The United Nations World Food Programme (WFP) says it could be forced to stop providing humanitarian aid to more than one million people in Chad, including refugees crossing from war-torn Sudan as a result of funding constraints and rising needs.
Pierre Honnorat, WFP’s Country Director in Chad, said more people have fled Sudan’s Darfur to Chad in the last six months than in the last 20 years.
“We cannot let the world stand and allow our life-saving operations grind to a halt in Chad,” he said in a statement on Nov. 21.
Since mid-April, Sudan has been caught in a political crisis between the Sudanese Armed Forces and the paramilitary Rapid Support Forces (RSF). The crisis has resulted in the deaths of thousands and the displacement of millions, especially from the country’s capital Khartoum.
According to the Office for the Coordination of Humanitarian Affairs (OCHA), at least 6.2 million people have been displaced, 4.7 million people need aid, 20.3 million people face hunger, 19 million children are out of school and 3,000 cholera cases have been recorded since the war started seven months ago.
The ethnic crisis in the Darfur region has further contributed to the displacement of people to neighbouring Chad.
Others have fled Sudan to South Sudan, Chad, Ethiopia and Chad.
Several attempts for a truce and to protect civilians in the crisis have failed. The crisis has continued to take a toll on the residents, especially women and children.
Mid November, humanitarian actors convened in Cairo, Egypt and recommended six points to keep responding to the most vulnerable and affected communities in the war-torn African country.
“Humanitarian principles should be the baseline, decentralise humanitarian response based on zones, being in the room differs from being at the decision-making table, engage the diaspora, durable solutions for now, not later, regional perspectives and protection for third-country nationals,” the communique said.
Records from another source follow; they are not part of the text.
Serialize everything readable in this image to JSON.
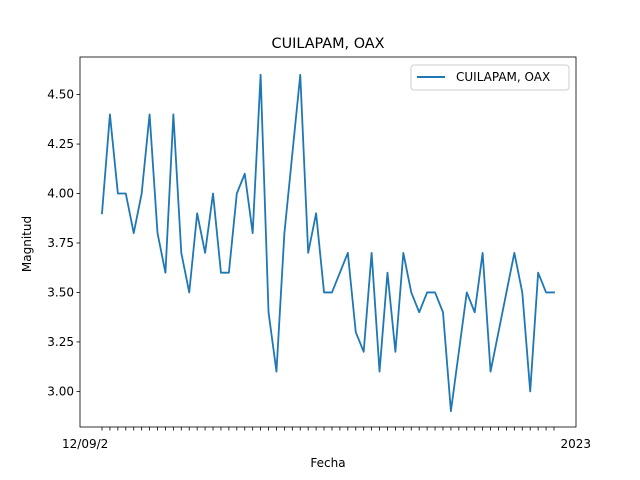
{
  "chart_data": {
    "type": "line",
    "title": "CUILAPAM, OAX",
    "xlabel": "Fecha",
    "ylabel": "Magnitud",
    "x_tick_first": "12/09/2",
    "x_tick_last": "2023",
    "ylim": [
      2.82,
      4.69
    ],
    "yticks": [
      "3.00",
      "3.25",
      "3.50",
      "3.75",
      "4.00",
      "4.25",
      "4.50"
    ],
    "grid": false,
    "legend_position": "top-right",
    "series": [
      {
        "name": "CUILAPAM, OAX",
        "color": "#1f77b4",
        "values": [
          3.9,
          4.4,
          4.0,
          4.0,
          3.8,
          4.0,
          4.4,
          3.8,
          3.6,
          4.4,
          3.7,
          3.5,
          3.9,
          3.7,
          4.0,
          3.6,
          3.6,
          4.0,
          4.1,
          3.8,
          4.6,
          3.4,
          3.1,
          3.8,
          4.2,
          4.6,
          3.7,
          3.9,
          3.5,
          3.5,
          3.6,
          3.7,
          3.3,
          3.2,
          3.7,
          3.1,
          3.6,
          3.2,
          3.7,
          3.5,
          3.4,
          3.5,
          3.5,
          3.4,
          2.9,
          3.2,
          3.5,
          3.4,
          3.7,
          3.1,
          3.3,
          3.5,
          3.7,
          3.5,
          3.0,
          3.6,
          3.5,
          3.5
        ]
      }
    ]
  }
}
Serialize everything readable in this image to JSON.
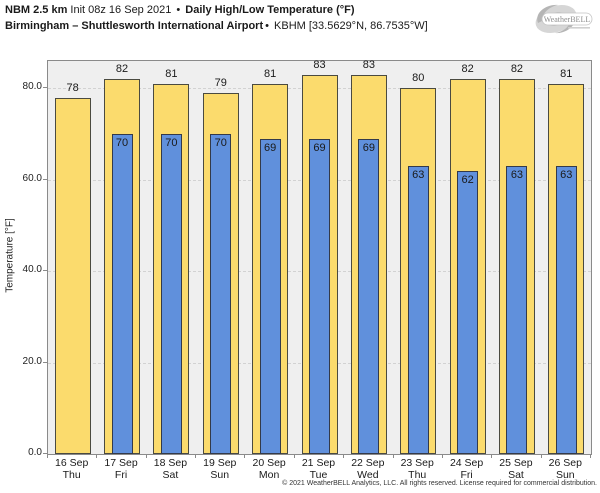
{
  "header": {
    "line1": {
      "model": "NBM 2.5 km",
      "init": " Init 08z 16 Sep 2021 ",
      "separator": "•",
      "product": " Daily High/Low Temperature (°F)"
    },
    "line2": {
      "station": "Birmingham – Shuttlesworth International Airport",
      "separator": "•",
      "station_id": " KBHM [33.5629°N, 86.7535°W]"
    }
  },
  "logo": {
    "text": "WeatherBELL"
  },
  "chart_data": {
    "type": "bar",
    "title": "Daily High/Low Temperature (°F)",
    "ylabel": "Temperature [°F]",
    "ylim": [
      0,
      86
    ],
    "yticks": [
      0,
      20,
      40,
      60,
      80
    ],
    "ytick_labels": [
      "0.0",
      "20.0",
      "40.0",
      "60.0",
      "80.0"
    ],
    "grid": "horizontal-dashed",
    "legend_position": "none",
    "categories": [
      {
        "date": "16 Sep",
        "day": "Thu"
      },
      {
        "date": "17 Sep",
        "day": "Fri"
      },
      {
        "date": "18 Sep",
        "day": "Sat"
      },
      {
        "date": "19 Sep",
        "day": "Sun"
      },
      {
        "date": "20 Sep",
        "day": "Mon"
      },
      {
        "date": "21 Sep",
        "day": "Tue"
      },
      {
        "date": "22 Sep",
        "day": "Wed"
      },
      {
        "date": "23 Sep",
        "day": "Thu"
      },
      {
        "date": "24 Sep",
        "day": "Fri"
      },
      {
        "date": "25 Sep",
        "day": "Sat"
      },
      {
        "date": "26 Sep",
        "day": "Sun"
      }
    ],
    "series": [
      {
        "name": "High",
        "color": "#fbdb6d",
        "values": [
          78,
          82,
          81,
          79,
          81,
          83,
          83,
          80,
          82,
          82,
          81
        ]
      },
      {
        "name": "Low",
        "color": "#6090dc",
        "values": [
          null,
          70,
          70,
          70,
          69,
          69,
          69,
          63,
          62,
          63,
          63
        ]
      }
    ]
  },
  "footer": {
    "copyright": "© 2021 WeatherBELL Analytics, LLC. All rights reserved. License required for commercial distribution."
  },
  "colors": {
    "high_bar": "#fbdb6d",
    "low_bar": "#6090dc",
    "plot_background": "#efefef",
    "gridline": "#d2d2d2",
    "axis": "#8a8a8a"
  }
}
According to WFP, more than 2.3 million people in Chad, including 1.3 million children, were already going hungry due to climate impacts, rising food and fuel prices, declining agricultural production and intercommunal tensions.
Chad is hosting more than a million refugees – among the largest and fastest-growing refugee populations in Africa.
Honnorat appealed for more support to the Sudanese who “cross the border with nothing but harrowing tales of violence.”
“Cutting assistance paves the way for crises of nutrition, crises of instability, and crisis of displacement,” he cautioned.
The statement added that the UN food arm WFP will be forced to suspend assistance to internally displaced people and refugees from Nigeria, Central African Republic, and Cameroon with effect from December.
The suspension will be extended in January to 1.4 million people across Chad, including new arrivals from Sudan.
For the next six months, the UN agency will need $185 million to continue its operations.